Preparing to avoid bias during recruitment decisions and job interviews is essential, as all humans are biased in one way or another. Bias can come either from cultural conditioning or from hyperactive sensibilities. We need to ensure that our biases are not illegal or discriminatory, and that they do not affect our decisions to the detriment of company needs. Keeping that in mind, and actively working to remove bias in job interviews, not only helps you do your job better as a recruiter, but also helps to save your company from any litigation that might ensue.

How to Avoid Bias While Conducting Job Interviews

Anti-discrimination laws relate to gender, age, disability, pregnancy, marital status, veteran status, sexual orientation, nationality, religion, race, ethnicity and a myriad other issues. Personally, the recruiter too would be categorized and identified with certain groups and traits. But as long as the recruiter is focused on questions which absolutely and only relate to clear organizational interests and job skills, bias can be kept at a minimum.
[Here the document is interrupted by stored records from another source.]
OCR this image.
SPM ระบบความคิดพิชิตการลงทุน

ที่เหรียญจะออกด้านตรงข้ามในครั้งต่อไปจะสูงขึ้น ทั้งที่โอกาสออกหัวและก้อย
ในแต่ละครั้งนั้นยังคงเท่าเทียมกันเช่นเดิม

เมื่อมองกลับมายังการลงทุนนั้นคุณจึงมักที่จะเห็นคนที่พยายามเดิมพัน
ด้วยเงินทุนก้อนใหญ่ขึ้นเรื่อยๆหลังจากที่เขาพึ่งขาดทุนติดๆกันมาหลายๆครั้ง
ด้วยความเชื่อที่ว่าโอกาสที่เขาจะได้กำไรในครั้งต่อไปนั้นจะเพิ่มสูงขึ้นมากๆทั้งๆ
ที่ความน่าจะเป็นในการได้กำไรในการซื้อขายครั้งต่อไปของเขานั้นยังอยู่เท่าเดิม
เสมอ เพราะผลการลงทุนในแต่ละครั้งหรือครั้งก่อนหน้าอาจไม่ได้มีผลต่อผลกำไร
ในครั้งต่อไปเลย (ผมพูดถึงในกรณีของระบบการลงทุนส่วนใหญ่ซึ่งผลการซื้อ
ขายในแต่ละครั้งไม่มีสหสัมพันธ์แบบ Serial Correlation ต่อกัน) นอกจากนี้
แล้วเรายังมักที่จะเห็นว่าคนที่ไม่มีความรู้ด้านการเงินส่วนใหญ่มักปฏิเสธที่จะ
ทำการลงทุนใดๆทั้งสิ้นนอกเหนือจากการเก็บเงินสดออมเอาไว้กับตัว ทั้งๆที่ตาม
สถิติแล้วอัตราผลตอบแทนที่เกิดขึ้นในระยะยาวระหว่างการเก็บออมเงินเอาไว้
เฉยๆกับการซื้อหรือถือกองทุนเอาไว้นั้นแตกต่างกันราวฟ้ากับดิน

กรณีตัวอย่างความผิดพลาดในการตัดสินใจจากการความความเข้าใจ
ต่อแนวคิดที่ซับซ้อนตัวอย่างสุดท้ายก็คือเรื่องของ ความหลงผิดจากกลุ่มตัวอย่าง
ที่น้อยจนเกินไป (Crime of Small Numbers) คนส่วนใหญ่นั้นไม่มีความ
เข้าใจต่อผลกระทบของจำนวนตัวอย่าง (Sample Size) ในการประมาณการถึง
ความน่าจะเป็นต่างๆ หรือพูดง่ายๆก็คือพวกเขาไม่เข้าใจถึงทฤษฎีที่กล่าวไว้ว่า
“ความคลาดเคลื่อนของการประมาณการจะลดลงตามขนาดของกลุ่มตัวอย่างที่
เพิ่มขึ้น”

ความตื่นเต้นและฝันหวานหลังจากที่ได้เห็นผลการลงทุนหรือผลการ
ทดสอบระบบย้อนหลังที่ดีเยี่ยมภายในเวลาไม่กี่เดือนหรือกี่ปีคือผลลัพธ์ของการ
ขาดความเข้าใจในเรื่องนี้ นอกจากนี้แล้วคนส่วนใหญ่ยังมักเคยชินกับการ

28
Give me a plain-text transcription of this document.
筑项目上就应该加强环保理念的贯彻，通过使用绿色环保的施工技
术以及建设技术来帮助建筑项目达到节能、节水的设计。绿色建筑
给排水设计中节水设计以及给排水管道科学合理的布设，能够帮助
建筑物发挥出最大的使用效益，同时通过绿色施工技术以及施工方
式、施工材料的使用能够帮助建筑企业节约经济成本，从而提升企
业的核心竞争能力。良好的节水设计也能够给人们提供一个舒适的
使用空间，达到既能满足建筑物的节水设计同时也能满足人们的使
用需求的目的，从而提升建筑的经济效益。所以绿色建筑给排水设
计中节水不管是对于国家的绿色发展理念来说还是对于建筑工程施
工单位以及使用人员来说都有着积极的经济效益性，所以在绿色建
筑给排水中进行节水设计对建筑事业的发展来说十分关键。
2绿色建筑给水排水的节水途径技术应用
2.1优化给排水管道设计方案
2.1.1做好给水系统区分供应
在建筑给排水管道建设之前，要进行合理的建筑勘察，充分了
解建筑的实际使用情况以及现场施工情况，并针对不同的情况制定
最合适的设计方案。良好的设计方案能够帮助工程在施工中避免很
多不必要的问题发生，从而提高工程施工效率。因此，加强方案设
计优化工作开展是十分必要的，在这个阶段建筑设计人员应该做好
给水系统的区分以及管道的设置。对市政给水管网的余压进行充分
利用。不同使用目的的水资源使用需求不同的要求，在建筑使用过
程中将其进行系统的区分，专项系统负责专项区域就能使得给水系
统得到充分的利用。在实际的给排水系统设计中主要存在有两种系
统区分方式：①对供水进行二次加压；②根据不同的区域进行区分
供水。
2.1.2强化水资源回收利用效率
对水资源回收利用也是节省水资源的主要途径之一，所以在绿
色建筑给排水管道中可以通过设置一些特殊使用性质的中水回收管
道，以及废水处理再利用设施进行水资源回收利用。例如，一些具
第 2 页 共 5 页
To conduct a safe interview without bias, follow the following tips:
  • Be absolutely sure of the job role that is going to be filled and the responsibilities associated with it, so that you can prepare a proper questionnaire that focuses on the purpose of the interview. Such questions would naturally be around topics like skills, work-experience, etcetera, but would not include questions about the ancestry of the interviewee
  • To keep interviews unbiased, keep all questions related to the job and never move into any personal territory. Do not ask any question where the information in the answer is irrelevant to the recruitment decision. Common questions like asking about marital status or about children can land you in trouble. Before you sit on an interview board, disable all your disability related questions – ask about abilities related to the job.
  • Create a questionnaire or a script and ask all interviewees for the same job role the same set of questions.
  • Remember written evidence excludes oral evidence, so all notes you take at an interview and everything you write down can be scrutinized later on to draw a conclusion of bias. Be careful. It is not good practice at job interviews to note down or record your opinions in place of the information provided by the interviewee.
  • Treat everyone with respect, so that no one walks away with a special grudge.
What you need to keep absolutely in mind is that a job interview is conducted to find out whether the candidate has the skills and abilities to perform the job role adequately. Problems start to appear when you move away to other areas from this central focus of judging skills, abilities and attributes needed for the job role at hand. To keep bias to a minimum or to root it out altogether during job interview processes, recruiters need to research, be aware of latest stances of the courts on anti-discrimination, learn what can be asked as well as what cannot be asked in an interview, and discuss and share the knowledge among interviewers.